2. Data structures that return option types sometimes allow us to write more efficient lookup code.
For example, in Python, a programming might write the following to print a value if it is present in a dictionary:
```
if key in dict: # Check if key is there
print(key[dict]) # Get value if so
```
This pattern checks the dictionary twice, one to check if `key` is present, and once to get its value. While both of these are amortized constant time, this is still somewhat redundant work. If a hashmap returns an option type, as we'll see below, we query the hashmap once, then do a very quick (worst case still constant time) check for whether it is `some` or `none`.
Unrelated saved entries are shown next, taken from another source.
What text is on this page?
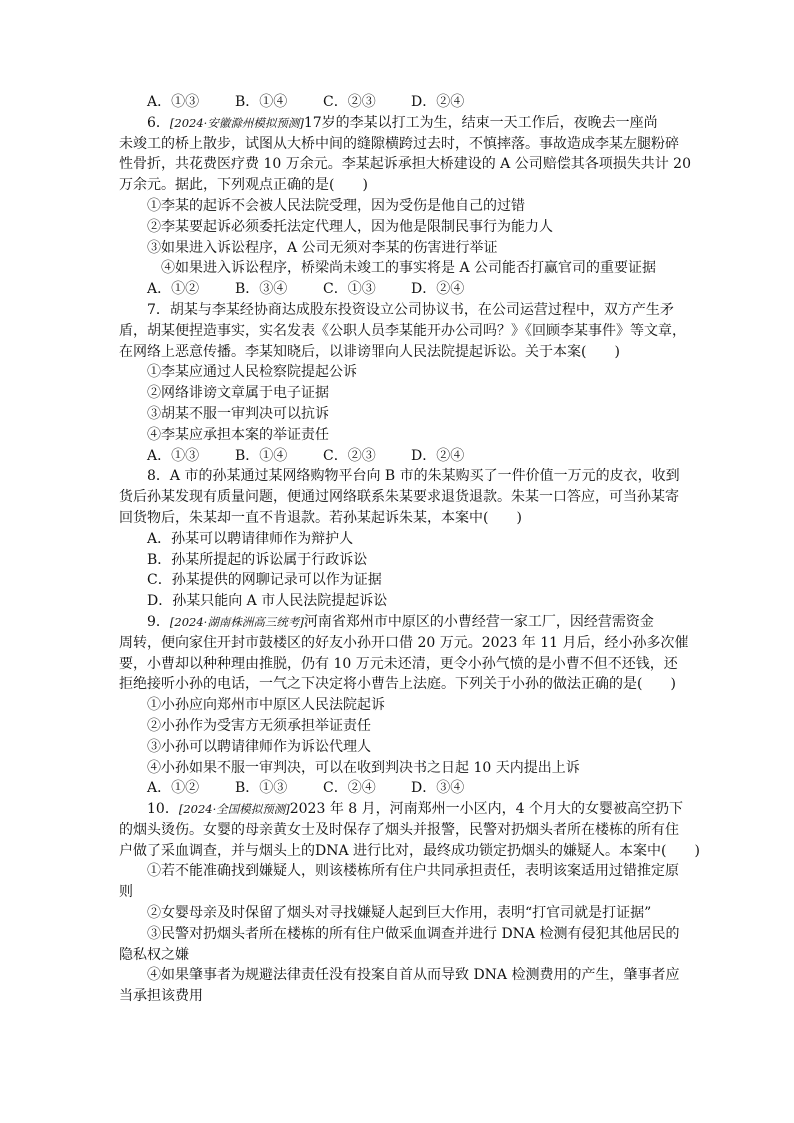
A．①③	B．①④	C．②③	D．②④
6．[2024·安徽滁州模拟预测]17岁的李某以打工为生，结束一天工作后，夜晚去一座尚
未竣工的桥上散步，试图从大桥中间的缝隙横跨过去时，不慎摔落。事故造成李某左腿粉碎
性骨折，共花费医疗费 10 万余元。李某起诉承担大桥建设的 A 公司赔偿其各项损失共计 20
万余元。据此，下列观点正确的是(　　)
①李某的起诉不会被人民法院受理，因为受伤是他自己的过错
②李某要起诉必须委托法定代理人，因为他是限制民事行为能力人
③如果进入诉讼程序，A 公司无须对李某的伤害进行举证
④如果进入诉讼程序，桥梁尚未竣工的事实将是 A 公司能否打赢官司的重要证据
A．①②	B．③④	C．①③	D．②④
7．胡某与李某经协商达成股东投资设立公司协议书，在公司运营过程中，双方产生矛
盾，胡某便捏造事实，实名发表《公职人员李某能开办公司吗？》《回顾李某事件》等文章，
在网络上恶意传播。李某知晓后，以诽谤罪向人民法院提起诉讼。关于本案(　　)
①李某应通过人民检察院提起公诉
②网络诽谤文章属于电子证据
③胡某不服一审判决可以抗诉
④李某应承担本案的举证责任
A．①③	B．①④	C．②③	D．②④
8．A 市的孙某通过某网络购物平台向 B 市的朱某购买了一件价值一万元的皮衣，收到
货后孙某发现有质量问题，便通过网络联系朱某要求退货退款。朱某一口答应，可当孙某寄
回货物后，朱某却一直不肯退款。若孙某起诉朱某，本案中(　　)
A．孙某可以聘请律师作为辩护人
B．孙某所提起的诉讼属于行政诉讼
C．孙某提供的网聊记录可以作为证据
D．孙某只能向 A 市人民法院提起诉讼
9．[2024·湖南株洲高三统考]河南省郑州市中原区的小曹经营一家工厂，因经营需资金
周转，便向家住开封市鼓楼区的好友小孙开口借 20 万元。2023 年 11 月后，经小孙多次催
要，小曹却以种种理由推脱，仍有 10 万元未还清，更令小孙气愤的是小曹不但不还钱，还
拒绝接听小孙的电话，一气之下决定将小曹告上法庭。下列关于小孙的做法正确的是(　　)
①小孙应向郑州市中原区人民法院起诉
②小孙作为受害方无须承担举证责任
③小孙可以聘请律师作为诉讼代理人
④小孙如果不服一审判决，可以在收到判决书之日起 10 天内提出上诉
A．①②	B．①③	C．②④	D．③④
10．[2024·全国模拟预测]2023 年 8 月，河南郑州一小区内，4 个月大的女婴被高空扔下
的烟头烫伤。女婴的母亲黄女士及时保存了烟头并报警，民警对扔烟头者所在楼栋的所有住
户做了采血调查，并与烟头上的DNA 进行比对，最终成功锁定扔烟头的嫌疑人。本案中(　　)
①若不能准确找到嫌疑人，则该楼栋所有住户共同承担责任，表明该案适用过错推定原
则
②女婴母亲及时保留了烟头对寻找嫌疑人起到巨大作用，表明“打官司就是打证据”
③民警对扔烟头者所在楼栋的所有住户做采血调查并进行 DNA 检测有侵犯其他居民的
隐私权之嫌
④如果肇事者为规避法律责任没有投案自首从而导致 DNA 检测费用的产生，肇事者应
当承担该费用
Here is our case for looking up constants as part of `calc`:
```racket
(define (calc (e : MathExpr)) : Number
(type-case MathExpr e
[(e-num value) value]
[(e-const name)
(let ([n (hash-ref consts name)])
(if (some? n) ; if result
(some-v n) ; access the value field
(error 'calc-error "constant not found")))]
; ...
```
#### Full `calc.rkt` file at the end of Monday's lecture
```racket
#lang plait
;; Define a data type, MathExpr, that can either be a
;; numeric value, and addition of two arguments (left or
;; right), or a pre-defined mathematical constant.
;; This is our AST for our lecture language
(define-type MathExpr
; Number is a type built in to plait
(e-num [value : Number])
; Symbol is a type built in to plait
(e-const [name : Symbol])
; Like our grammar, this type definition is recursive
(e-add [left : MathExpr]
[right : MathExpr]))
;; Note: this is similar to variables on A3 interp
(define (create-consts)
(let* ([init (hash '())]
[justpi (hash-set init 'pi 3.14)])
justpi))
(define consts (create-consts))
;; "calc" is our interpreter on these mathematical
;; expressions.
(define (calc (e : MathExpr)) : Number
(type-case MathExpr e
[(e-num value) value]
[(e-const name)
; Lookup the name in our constant hash table
(let ([res (hash-ref consts name)])
(if (some? res)
(some-v res)
(error 'calc-error "const not found")))]
; (error 'calc-error "TODO, need to implement")]
[(e-add left right)
(+ (calc left) (calc right))]))
```
Next class, we'll go over the `hash` logic in more detail, as well as do a group exercise on implementing *different* semantics than Racket's semantics for `divide`.